The world’s top players – minus China and Japan, who were forced to pull out – have been bursting for a return to action after a build-up that has included long, lonely hours in their hotel rooms.
Olympic champion Carolina Marin posted a video of herself working out with a hotel towel, world number one Tai Tzu-ying used water bottles as weights and Denmark’s Anders Antonsen practised serving shuttlecocks into his sneakers.
The Thailand Open is the first of three consecutive tournaments played in strict bio-secure conditions and behind closed doors in Bangkok, culminating in the World Tour Finals from January 27.
Badminton has been all but sidelined since the All England Championships in March, but players and organisers alike will be hoping for a less disrupted year as they gear up for the Tokyo Olympics starting in July.
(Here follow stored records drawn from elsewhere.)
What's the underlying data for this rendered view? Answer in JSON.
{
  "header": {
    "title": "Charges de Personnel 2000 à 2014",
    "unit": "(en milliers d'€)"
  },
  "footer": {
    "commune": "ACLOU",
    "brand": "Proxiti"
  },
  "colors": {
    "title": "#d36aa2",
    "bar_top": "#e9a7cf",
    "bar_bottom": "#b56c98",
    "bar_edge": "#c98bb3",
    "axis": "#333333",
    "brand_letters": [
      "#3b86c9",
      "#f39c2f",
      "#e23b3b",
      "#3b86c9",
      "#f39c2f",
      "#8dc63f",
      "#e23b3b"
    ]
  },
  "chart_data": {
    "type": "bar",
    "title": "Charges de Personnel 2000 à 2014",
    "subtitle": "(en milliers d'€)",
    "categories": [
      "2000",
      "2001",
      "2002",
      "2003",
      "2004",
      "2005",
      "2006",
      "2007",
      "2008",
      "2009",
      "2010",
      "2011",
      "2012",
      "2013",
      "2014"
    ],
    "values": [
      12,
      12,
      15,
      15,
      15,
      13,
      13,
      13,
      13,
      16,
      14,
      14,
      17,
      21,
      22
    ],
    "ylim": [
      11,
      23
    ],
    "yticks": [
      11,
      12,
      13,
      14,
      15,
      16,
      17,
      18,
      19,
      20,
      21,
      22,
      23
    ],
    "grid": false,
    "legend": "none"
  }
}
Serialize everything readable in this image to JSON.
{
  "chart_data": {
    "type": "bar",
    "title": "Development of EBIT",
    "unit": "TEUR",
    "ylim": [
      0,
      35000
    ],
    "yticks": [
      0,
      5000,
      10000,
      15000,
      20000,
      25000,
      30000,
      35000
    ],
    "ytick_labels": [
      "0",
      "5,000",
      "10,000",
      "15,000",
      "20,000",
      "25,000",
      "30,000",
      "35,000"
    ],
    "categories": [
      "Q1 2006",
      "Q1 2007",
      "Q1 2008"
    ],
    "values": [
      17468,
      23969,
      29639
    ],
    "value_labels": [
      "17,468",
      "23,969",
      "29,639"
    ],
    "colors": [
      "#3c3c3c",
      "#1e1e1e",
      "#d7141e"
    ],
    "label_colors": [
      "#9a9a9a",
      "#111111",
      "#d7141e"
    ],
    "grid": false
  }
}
However, a resurgence in Covid-19 cases prompted a partial lockdown in Bangkok earlier this month.
The Bangkok tournaments have also been severely weakened by the withdrawal of China, who were grounded by travel restrictions, and Japan, who pulled out when men’s world number one Kento Momota tested positive.
The singles draws now resemble Swiss cheese, missing six men and eight women ranked in the top 20.
Taiwan’s Chou Tien-chen and Denmark’s Viktor Axelsen and Antonsen shape as top contenders in a men’s competition which is without Momota and Chinese Olympic gold-medallist Chen Long.
Antonsen, who won the Denmark Open in October, is returning to action after contracting the virus early last month.